The World Health Organization said on Monday that one in every six laboratory-confirmed bacterial infections has become resistant to antibiotic treatment, calling for the use of these medications more responsibly.
The United Nations organization added, in a report based on data from more than 100 countries between 2016 and 2023, that antibiotic resistance rates rose in about 40% of the samples analyzed.
“Antimicrobial resistance is accelerating faster than progress in modern medicine, threatening the health of families around the world,” WHO Director-General Tedros Adhanom Ghebreyesus said in a statement accompanying the report.
“We must use antibiotics responsibly, and make sure everyone has access to appropriate medicines, reliable diagnostics and effective vaccines,” he added.
Globally, antibiotic resistance directly causes more than one million deaths annually.

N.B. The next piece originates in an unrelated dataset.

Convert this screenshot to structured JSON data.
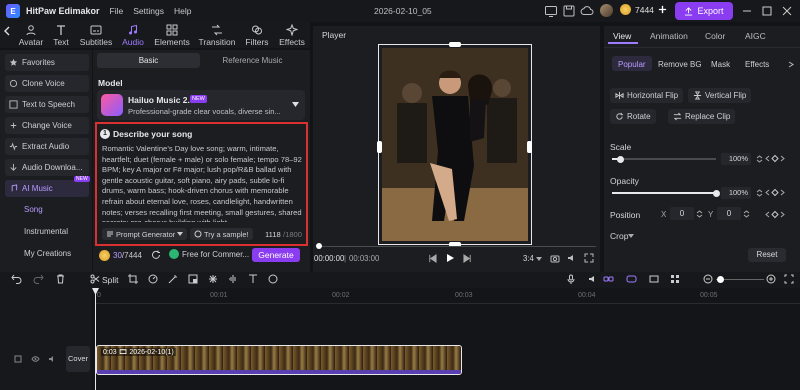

While genetic changes in pathogens are part of a natural process, human activity such as misuse and overuse of antibiotics to control infections in humans, animals and plants accelerates this process.
According to the World Health Organization, the highest levels of antibiotic resistance are found in parts of South Asia and the Middle East, where 1 in 3 recorded infections is considered resistant to antibiotics.
In Africa, the organization confirmed that the rate of antibiotic resistance to the first recommended treatment for some types of bacteria causing bloodstream infections that can cause sepsis, organ failure and death now exceeds 70%.